As a final note, I think it's worth pointing out that, despite the prose's uncanny ability to make you feel "there" (as Magnus Olsson's review puts it) in terms of the game world, it seems to intentionally avoid trying to do the same thing in terms of the PC's mind. True, the PC quite deliberately begins as a blank slate, but surely some of the previous personality should be emerging as the player progresses through either of the two core collection quests? Given the arguably distasteful nature of the obvious ending, adding an ever-more-megalomaniac tinge to the PC's thoughts would provide some players the motivation to avoid it. This, coupled with a some real hinting at the existence of the second path would elevate the overall narrative structure to a true and conscious choice for the player, which I, personally, would have found tremendously more satisfying. As it is, the effect of hiding the second path so thoroughly is to render it invisible in the course of typical play, leaving the average player with seems like half of the intended experience.

Somehow, I doubt this is unplanned. It seems clear that Mr. Plotkin wants you to work for the extras offered, that this other path (and the resulting opportunity for greater insight into the story) is primarily there for elite players. Whether intended or not, hiding one path results in players being directed towards the other; The Dreamhold does not seem neutral here, even though it can be argued that such neutrality is implicit in a game about unguided exploration of an unknown environment. The counter-argument is that players cannot assume that a work of IF is open-ended -- they are at the mercy of authors to provide nudges about which of the endless possibilities of imagination are realized within the work at hand.
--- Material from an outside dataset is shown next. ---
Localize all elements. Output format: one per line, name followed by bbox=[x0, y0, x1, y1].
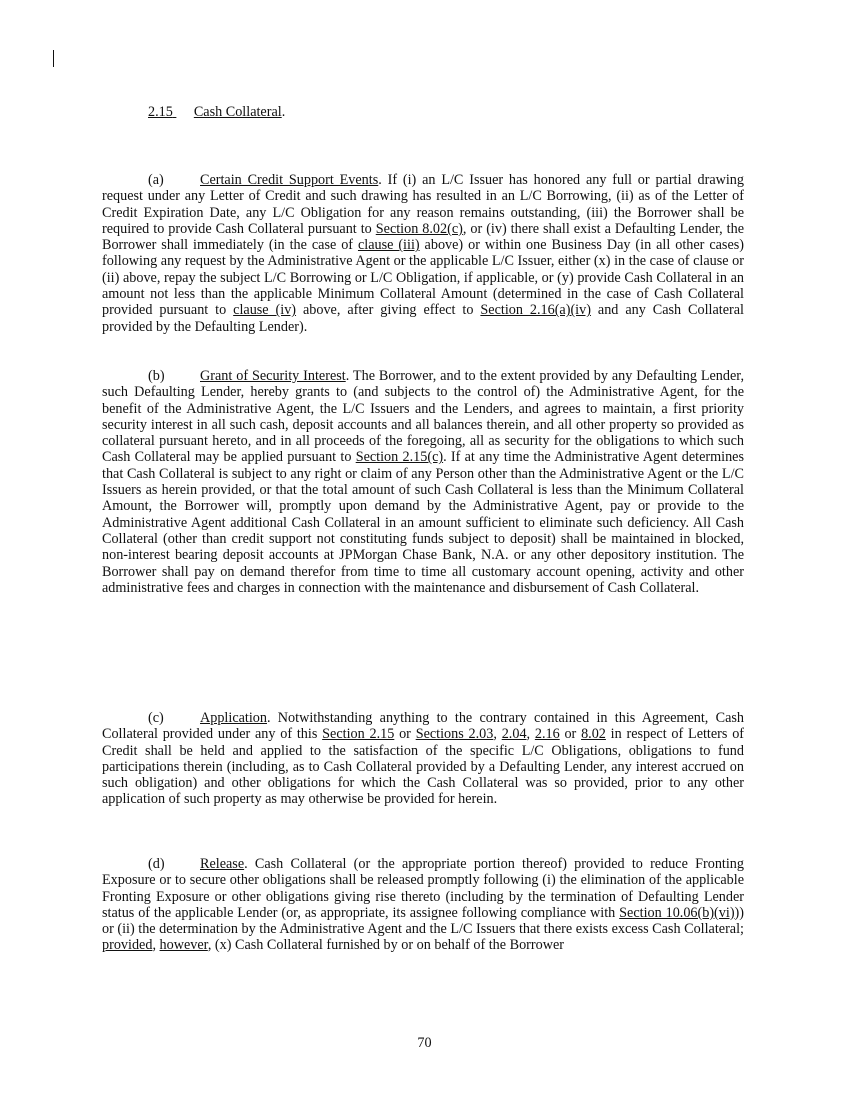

Perhaps Mr. Plotkin thought this all out, and perhaps this is The Dreamhold's central challenge to the player: to make the choice to look for a choice, instead of following the obvious path. If so, the unconventional design is very cleverly and subtly executed, but it's not clear to me why this poker-faced approach is superior to offering additional encouragement (delivered in his deftly minimalist style) to players to discover the alternate path.

In conclusion, this is a game well worth your time, but I do not recommend it for novices. Long-time players who have not yet experienced it should approach The Dreamhold with explicit instructions to dig deep and try to think outside the box of how IF typically works; without such preparation you are likely to miss the aspects of this work that separate it from the pack.